Re: Rooting Logitech Revue

Posted: Thu Aug 11, 2011 1:34 pm
by Chinpokomon
havikx wrote:What do you mean? How did they exploit the hdmi for the photon?
Ok, I found some discussion about this root hack. http://forum.xda-developers.com/showthr ... ?t=1199098

It looks like they rely on a vulnerability in WebTop application... an application that ships with the Photon. Then by running the downloaded package, they can write it somewhere on the device that they would not normally have the rights to access, /var/temp. Basically they are looking for a place on the filesystem where they can launch their root exploit from. Finally they run the app "pa_race", which I guess is an exploit for the Linux kernel that elevates their privilege. Once they have root (an actual root), they are able to install everything else.

HDMI isn't really how they rooted the device. They rooted the device by using the vulnerability in an application triggered by the HDMI Dock event. You could probably accomplish the same thing by firing off the intent with another application. Then by using a vulnerability of the WebTop application, they were able to download their payload to the device. Finally using a shell, they were able to use another vulnerability to elevate their privilege. HDMI isn't going to help us with the Revue.

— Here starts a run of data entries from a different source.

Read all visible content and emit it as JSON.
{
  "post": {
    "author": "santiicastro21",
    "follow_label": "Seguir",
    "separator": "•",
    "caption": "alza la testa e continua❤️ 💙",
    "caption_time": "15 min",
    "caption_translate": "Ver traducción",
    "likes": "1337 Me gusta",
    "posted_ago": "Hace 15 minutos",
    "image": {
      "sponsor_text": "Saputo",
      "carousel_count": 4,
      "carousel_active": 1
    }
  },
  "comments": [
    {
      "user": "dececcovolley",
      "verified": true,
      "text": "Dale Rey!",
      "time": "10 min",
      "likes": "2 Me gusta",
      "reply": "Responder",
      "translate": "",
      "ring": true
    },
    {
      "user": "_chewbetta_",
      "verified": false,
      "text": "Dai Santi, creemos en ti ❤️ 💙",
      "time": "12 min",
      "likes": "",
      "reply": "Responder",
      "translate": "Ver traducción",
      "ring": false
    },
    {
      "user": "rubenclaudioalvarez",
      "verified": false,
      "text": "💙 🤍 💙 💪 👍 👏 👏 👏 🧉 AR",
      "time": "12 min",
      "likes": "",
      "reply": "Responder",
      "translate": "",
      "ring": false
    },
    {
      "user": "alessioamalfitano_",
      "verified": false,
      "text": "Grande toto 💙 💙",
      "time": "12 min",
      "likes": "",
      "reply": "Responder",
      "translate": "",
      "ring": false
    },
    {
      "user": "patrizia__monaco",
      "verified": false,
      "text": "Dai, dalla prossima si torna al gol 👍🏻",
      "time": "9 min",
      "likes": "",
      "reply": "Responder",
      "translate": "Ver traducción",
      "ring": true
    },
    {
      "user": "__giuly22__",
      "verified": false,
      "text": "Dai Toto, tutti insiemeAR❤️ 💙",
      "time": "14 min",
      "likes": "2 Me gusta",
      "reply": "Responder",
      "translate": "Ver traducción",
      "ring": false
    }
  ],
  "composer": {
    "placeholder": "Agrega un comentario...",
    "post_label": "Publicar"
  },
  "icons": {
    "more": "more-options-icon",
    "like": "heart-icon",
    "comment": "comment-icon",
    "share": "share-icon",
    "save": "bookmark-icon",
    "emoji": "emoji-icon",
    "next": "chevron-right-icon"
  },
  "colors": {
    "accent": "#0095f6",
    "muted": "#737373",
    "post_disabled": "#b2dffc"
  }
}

Re: Rooting Logitech Revue

Posted: Thu Aug 11, 2011 1:37 pm
by Chinpokomon
Chinpokomon wrote:Last night I installed the header pins on the Mother Board... that ground plane can sure suck out a lot of heat. That one pin took forever.
Turns out the refurbished Revue I got already had the UART turned off. I went ahead and fully updated to the latest firmware and played with the Revue last night... works really well with my setup at home, although I had read that there were incompatibilities with my STB and the Revue. I guess I'll be trying out the HC build next and look for a software root.